Many 55-gallon drums of ink have been spilled praising, analyzing, dissecting, and interpreting this film, for which the word “classic” almost seems to have been invented. I’ll just mention a few things you might not have heard or considered. For a film that was perfectly cast, it’s curious that the initial choice of director was not as on-target (archery reference intentional). William Keighley, who had directed Flynn in The Prince and the Pauper, sat in the director’s chair for the first half of the movie’s extensive shoot, but he turned out not have a knack for handling large-scale action scenes, which were necessary in a film intended to evoke the spirit of predecessor Douglas Fairbanks, Sr. So halfway through production Keighley was replaced by the more versatile Michael Curtiz, who had also directed Flynn before (in Captain Blood). It was Curtiz who helmed the fights and chase scenes, the arboreal antics in Sherwood Forest, and the battle in the castle.

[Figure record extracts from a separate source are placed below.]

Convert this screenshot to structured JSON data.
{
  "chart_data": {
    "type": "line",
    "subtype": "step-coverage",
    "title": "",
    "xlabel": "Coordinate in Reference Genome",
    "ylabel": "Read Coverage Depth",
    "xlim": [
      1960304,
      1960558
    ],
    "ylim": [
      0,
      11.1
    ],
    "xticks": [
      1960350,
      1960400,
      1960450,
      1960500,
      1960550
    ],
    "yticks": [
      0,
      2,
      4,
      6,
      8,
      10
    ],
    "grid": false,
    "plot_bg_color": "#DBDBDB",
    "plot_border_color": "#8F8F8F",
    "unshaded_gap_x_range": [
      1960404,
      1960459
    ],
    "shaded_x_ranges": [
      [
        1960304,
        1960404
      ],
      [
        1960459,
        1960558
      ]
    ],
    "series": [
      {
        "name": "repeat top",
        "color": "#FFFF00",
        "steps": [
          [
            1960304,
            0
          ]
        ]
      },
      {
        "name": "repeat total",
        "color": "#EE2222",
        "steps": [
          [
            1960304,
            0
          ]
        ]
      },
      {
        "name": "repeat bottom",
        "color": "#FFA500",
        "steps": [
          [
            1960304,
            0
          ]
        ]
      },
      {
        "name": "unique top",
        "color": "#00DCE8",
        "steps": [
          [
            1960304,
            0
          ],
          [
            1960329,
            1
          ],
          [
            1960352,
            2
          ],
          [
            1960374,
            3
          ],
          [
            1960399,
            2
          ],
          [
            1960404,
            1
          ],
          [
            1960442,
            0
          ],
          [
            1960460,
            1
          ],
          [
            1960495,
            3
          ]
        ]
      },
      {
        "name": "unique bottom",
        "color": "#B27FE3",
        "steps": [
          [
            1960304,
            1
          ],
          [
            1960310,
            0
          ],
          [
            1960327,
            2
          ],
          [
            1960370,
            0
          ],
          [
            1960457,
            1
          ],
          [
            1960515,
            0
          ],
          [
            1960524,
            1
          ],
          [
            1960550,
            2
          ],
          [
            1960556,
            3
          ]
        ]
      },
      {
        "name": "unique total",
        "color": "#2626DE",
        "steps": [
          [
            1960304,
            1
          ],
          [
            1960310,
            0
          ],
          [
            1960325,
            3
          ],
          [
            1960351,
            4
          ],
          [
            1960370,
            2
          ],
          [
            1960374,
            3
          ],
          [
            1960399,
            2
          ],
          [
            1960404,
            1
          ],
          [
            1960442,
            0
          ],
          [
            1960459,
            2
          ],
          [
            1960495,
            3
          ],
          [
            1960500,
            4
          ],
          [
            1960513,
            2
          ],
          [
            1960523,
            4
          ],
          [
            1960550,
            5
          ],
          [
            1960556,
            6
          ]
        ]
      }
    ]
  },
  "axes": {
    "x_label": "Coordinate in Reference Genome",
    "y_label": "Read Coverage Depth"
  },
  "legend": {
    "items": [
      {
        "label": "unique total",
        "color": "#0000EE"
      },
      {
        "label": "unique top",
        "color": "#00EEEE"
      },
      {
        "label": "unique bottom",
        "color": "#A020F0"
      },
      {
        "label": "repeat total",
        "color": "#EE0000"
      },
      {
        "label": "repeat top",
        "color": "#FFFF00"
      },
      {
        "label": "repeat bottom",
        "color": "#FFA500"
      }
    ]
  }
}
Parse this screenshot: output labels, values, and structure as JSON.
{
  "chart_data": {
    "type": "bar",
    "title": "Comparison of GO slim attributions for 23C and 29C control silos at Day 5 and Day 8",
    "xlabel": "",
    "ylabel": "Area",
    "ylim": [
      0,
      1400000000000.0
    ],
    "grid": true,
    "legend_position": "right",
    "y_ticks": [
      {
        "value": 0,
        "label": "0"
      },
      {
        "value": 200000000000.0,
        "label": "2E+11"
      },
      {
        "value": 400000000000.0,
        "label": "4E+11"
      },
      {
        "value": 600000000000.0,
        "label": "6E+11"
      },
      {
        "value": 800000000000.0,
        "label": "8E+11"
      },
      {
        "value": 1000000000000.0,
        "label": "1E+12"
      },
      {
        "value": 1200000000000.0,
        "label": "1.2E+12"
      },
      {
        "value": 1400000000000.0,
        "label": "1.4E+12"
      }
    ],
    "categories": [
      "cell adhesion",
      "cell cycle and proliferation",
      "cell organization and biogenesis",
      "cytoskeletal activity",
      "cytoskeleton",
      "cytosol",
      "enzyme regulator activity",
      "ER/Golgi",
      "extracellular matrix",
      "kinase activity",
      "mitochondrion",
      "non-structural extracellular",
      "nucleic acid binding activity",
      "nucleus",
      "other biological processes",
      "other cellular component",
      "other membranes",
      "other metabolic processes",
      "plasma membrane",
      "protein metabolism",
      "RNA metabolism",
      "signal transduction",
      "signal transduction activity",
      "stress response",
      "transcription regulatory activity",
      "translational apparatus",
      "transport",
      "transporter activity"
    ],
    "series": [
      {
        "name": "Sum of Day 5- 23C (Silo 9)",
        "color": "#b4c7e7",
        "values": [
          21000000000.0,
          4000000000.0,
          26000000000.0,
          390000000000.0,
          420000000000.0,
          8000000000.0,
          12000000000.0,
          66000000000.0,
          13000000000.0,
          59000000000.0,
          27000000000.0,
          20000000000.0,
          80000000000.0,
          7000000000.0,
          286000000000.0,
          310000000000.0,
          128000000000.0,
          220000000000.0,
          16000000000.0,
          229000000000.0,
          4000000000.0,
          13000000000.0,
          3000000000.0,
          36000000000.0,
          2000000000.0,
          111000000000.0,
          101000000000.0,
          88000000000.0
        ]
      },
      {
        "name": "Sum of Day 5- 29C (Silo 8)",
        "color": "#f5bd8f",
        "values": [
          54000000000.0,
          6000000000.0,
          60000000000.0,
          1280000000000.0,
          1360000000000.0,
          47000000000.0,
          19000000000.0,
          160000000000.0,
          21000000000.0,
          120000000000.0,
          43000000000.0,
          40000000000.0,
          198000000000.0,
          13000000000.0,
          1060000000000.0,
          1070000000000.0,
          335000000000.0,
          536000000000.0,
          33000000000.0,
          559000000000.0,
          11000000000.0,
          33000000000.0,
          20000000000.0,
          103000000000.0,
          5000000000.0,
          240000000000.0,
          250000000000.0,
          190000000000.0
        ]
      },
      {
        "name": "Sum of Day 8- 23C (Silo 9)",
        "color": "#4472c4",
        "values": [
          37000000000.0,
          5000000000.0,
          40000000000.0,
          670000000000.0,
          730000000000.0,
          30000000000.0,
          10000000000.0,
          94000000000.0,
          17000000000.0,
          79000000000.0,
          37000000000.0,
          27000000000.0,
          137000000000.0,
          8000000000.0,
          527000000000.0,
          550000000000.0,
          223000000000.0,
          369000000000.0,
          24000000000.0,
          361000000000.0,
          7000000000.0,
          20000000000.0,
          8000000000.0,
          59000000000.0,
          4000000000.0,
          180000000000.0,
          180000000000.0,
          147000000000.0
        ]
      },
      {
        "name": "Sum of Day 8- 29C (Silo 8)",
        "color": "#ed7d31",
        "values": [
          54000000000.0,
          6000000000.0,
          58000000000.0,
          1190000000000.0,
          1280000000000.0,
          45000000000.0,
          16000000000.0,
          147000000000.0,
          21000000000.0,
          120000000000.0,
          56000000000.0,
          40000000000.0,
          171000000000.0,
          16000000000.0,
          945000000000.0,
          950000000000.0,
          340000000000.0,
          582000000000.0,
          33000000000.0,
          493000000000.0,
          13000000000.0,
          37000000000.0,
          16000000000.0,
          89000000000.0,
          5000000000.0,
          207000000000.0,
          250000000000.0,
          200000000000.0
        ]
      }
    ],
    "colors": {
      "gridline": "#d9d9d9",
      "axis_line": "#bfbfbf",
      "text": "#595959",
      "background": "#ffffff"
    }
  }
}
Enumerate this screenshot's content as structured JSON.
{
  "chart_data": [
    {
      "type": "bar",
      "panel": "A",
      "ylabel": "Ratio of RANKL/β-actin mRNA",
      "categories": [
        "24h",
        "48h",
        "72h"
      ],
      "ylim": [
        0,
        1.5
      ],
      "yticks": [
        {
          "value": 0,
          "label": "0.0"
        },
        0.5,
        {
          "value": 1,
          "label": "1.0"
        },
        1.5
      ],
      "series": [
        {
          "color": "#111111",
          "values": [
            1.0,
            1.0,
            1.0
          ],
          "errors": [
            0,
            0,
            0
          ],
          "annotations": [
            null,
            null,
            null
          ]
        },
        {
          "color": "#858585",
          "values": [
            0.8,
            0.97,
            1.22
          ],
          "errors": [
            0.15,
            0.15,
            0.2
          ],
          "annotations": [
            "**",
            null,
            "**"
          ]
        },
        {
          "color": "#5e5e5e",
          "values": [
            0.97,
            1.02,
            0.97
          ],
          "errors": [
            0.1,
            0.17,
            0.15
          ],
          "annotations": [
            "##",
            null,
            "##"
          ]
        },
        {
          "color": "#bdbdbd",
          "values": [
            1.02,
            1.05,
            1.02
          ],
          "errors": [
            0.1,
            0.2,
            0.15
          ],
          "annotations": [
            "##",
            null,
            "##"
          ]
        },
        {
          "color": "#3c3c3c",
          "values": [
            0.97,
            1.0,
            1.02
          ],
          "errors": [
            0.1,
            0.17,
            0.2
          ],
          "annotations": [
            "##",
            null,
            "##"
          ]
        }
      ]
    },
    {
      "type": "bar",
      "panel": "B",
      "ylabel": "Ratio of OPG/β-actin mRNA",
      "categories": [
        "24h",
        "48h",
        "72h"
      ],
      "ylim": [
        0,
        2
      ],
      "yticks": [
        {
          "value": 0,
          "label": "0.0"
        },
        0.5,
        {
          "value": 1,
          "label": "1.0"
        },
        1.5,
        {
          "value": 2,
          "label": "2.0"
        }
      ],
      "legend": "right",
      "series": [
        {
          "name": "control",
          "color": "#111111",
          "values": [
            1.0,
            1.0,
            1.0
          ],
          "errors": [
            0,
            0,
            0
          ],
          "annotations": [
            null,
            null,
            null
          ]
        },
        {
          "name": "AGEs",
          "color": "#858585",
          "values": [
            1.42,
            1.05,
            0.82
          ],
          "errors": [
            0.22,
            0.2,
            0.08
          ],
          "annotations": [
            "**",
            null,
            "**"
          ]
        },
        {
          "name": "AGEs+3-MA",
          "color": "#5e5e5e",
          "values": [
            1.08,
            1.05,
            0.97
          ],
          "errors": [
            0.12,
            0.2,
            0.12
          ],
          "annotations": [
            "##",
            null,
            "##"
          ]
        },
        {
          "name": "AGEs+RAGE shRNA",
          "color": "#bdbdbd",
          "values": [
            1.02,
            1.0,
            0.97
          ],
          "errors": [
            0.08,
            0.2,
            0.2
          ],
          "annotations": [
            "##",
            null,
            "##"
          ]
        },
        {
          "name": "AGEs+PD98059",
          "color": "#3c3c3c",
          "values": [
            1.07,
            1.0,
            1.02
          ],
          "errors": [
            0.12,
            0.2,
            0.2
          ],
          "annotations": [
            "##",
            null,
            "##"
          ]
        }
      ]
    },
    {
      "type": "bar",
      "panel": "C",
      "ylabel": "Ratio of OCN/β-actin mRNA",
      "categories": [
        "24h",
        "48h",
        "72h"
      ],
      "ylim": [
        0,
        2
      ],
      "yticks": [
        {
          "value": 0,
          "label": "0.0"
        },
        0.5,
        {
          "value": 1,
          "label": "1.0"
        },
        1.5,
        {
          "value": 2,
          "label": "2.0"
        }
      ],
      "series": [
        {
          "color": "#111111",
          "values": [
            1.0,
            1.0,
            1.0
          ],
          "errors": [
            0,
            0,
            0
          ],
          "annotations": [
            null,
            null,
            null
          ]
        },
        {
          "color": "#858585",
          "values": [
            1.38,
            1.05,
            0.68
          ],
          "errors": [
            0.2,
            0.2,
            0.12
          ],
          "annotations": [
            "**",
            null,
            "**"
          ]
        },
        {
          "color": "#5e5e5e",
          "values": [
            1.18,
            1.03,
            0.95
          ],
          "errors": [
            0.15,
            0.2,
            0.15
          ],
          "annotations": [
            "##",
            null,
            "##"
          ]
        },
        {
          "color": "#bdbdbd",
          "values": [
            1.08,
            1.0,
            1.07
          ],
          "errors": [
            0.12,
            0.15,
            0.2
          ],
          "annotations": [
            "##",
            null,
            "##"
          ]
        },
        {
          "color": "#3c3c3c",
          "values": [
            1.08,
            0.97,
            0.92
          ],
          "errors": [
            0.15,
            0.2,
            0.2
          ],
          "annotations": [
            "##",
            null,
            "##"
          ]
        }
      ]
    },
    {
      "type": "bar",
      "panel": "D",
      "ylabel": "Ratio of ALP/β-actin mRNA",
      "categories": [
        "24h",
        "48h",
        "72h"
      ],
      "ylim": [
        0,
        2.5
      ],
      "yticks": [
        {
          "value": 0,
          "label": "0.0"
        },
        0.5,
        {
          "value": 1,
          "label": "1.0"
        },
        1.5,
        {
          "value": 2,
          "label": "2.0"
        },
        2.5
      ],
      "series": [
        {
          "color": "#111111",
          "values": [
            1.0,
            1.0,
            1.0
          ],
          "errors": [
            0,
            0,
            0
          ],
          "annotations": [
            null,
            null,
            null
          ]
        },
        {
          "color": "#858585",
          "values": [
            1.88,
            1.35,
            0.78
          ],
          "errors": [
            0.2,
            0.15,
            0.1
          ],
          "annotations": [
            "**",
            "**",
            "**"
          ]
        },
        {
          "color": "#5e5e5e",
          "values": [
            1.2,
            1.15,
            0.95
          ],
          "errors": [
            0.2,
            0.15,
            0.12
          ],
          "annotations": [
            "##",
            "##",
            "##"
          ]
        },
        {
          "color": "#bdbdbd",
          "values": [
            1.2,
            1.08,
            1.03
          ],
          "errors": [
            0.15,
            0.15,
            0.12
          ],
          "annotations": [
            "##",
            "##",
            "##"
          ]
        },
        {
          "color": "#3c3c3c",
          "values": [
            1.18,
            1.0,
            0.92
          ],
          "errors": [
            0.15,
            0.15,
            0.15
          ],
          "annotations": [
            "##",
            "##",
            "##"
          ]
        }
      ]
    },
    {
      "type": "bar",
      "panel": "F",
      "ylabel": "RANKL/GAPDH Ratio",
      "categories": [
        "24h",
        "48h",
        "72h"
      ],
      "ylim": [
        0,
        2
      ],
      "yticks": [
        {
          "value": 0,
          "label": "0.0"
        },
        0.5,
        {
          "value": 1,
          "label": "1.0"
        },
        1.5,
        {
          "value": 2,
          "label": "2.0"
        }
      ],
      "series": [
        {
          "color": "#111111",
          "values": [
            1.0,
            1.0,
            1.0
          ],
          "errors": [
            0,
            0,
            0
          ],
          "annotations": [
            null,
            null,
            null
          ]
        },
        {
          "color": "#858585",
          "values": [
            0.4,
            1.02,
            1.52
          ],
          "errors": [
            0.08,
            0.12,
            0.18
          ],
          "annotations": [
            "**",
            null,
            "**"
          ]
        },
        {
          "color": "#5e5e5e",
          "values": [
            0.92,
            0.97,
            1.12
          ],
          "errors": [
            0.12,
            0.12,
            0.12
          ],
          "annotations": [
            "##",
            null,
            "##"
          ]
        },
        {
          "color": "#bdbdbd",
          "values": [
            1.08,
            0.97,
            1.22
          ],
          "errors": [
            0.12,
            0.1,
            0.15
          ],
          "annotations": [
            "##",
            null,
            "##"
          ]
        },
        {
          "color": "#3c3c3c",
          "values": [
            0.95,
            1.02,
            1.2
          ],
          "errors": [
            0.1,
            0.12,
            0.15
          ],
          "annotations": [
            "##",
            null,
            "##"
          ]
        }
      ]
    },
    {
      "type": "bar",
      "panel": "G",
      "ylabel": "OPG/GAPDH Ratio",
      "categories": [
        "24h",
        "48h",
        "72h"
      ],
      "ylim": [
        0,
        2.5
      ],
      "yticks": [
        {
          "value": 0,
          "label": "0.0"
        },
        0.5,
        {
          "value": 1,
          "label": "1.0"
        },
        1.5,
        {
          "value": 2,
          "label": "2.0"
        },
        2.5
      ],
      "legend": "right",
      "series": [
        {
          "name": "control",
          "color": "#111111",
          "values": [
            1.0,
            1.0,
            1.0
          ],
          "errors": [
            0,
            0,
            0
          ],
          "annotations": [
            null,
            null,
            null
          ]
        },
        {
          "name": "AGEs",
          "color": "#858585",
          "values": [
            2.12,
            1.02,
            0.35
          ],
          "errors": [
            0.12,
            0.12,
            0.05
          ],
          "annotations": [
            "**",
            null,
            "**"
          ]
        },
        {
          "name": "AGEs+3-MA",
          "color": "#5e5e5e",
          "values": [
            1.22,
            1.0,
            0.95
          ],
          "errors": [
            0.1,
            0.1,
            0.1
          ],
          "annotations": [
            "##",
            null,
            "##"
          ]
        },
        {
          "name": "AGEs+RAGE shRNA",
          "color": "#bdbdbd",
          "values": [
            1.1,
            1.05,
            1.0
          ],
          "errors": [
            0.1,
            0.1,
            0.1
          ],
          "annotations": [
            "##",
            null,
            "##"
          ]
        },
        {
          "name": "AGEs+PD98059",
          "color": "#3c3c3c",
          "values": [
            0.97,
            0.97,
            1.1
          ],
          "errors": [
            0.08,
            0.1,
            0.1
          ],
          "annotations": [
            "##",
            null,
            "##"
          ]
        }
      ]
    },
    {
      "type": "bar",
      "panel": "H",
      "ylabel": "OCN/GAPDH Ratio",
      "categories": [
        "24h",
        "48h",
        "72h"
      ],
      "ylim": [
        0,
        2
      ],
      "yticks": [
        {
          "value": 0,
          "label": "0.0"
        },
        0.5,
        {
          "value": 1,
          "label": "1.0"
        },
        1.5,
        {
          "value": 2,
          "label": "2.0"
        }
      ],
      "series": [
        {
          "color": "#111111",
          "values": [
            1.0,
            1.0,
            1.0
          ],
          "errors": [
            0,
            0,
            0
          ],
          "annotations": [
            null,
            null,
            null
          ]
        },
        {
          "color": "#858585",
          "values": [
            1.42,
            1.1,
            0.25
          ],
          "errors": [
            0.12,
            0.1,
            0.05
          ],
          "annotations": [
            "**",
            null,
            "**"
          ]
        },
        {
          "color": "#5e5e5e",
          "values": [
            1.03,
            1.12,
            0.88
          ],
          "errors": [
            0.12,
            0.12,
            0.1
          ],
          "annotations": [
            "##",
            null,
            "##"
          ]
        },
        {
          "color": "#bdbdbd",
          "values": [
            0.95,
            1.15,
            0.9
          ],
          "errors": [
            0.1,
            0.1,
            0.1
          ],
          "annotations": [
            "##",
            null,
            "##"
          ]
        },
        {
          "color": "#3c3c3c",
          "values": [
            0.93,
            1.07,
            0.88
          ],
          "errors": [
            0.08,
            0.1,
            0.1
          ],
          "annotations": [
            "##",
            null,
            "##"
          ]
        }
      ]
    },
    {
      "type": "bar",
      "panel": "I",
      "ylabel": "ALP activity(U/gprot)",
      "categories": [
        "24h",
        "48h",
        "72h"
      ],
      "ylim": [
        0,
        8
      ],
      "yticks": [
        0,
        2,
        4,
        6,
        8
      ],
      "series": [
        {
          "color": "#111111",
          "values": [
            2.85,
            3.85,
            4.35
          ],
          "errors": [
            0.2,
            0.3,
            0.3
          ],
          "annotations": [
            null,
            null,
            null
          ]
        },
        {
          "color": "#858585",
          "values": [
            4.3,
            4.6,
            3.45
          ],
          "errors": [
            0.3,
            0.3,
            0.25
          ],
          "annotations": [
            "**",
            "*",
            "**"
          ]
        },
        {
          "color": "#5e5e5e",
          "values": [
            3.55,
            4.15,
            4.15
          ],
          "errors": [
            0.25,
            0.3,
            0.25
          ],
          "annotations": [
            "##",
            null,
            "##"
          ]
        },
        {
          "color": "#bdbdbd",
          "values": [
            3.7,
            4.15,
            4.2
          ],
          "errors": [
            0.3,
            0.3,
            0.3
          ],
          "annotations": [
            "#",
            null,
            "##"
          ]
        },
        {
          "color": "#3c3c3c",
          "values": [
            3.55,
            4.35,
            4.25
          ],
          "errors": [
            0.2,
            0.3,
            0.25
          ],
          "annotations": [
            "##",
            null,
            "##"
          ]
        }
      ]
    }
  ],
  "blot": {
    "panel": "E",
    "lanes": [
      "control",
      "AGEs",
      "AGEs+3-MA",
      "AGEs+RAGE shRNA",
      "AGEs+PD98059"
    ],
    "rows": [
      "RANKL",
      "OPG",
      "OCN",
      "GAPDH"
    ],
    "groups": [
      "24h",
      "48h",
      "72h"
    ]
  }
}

Then there’s Erich Wolfgang Korngold’s personal tale of involvement with the film. An Austrian Jew, the famous composer and his family were natives of Vienna, where in early 1938 he was engrossed with completing a new opera for performance later in the year. But the opera was postponed, so when the call came from Warner Bros. asking him to do the music for Robin Hood, Korngold was unexpectedly available. Shortly after he arrived in Hollywood the news came from Vienna that Anschluss was imminent, Hitler’s merger of Austria into Germany. Korngold instantly sent for his family to join him, and they got out of Austria on the very last train before travel for Jews was interdicted. It was a daring escape for his family, and poetically appropriate for the composer to a film about resistance to tyranny. Thereafter Korngold always said that his and his family’s lives had been saved by Robin Hood.

Back to the movie: you know those guys who looked like they got shot in the chest with arrows? They got shot in the chest with arrows. Each wore a chest plate of metal to stop the arrow, covered with a slab of balsa wood so the arrow would stick. A $150 bonus compensated for the risk, pain, and shock.

Our final fun factoid involves “Golden Cloud,” the horse ridden in the film by Lady Marian. Another Hollywood character, Roy Rogers, was so taken with Golden Cloud’s looks and obvious intelligence that he made inquiries, and eventually bought the horse from Warner Bros. Rogers took Golden Cloud over to the Republic Pictures lot, renamed him Trigger, and made him the most famous horse in Hollywood.

Now go watch it again. You know you want to.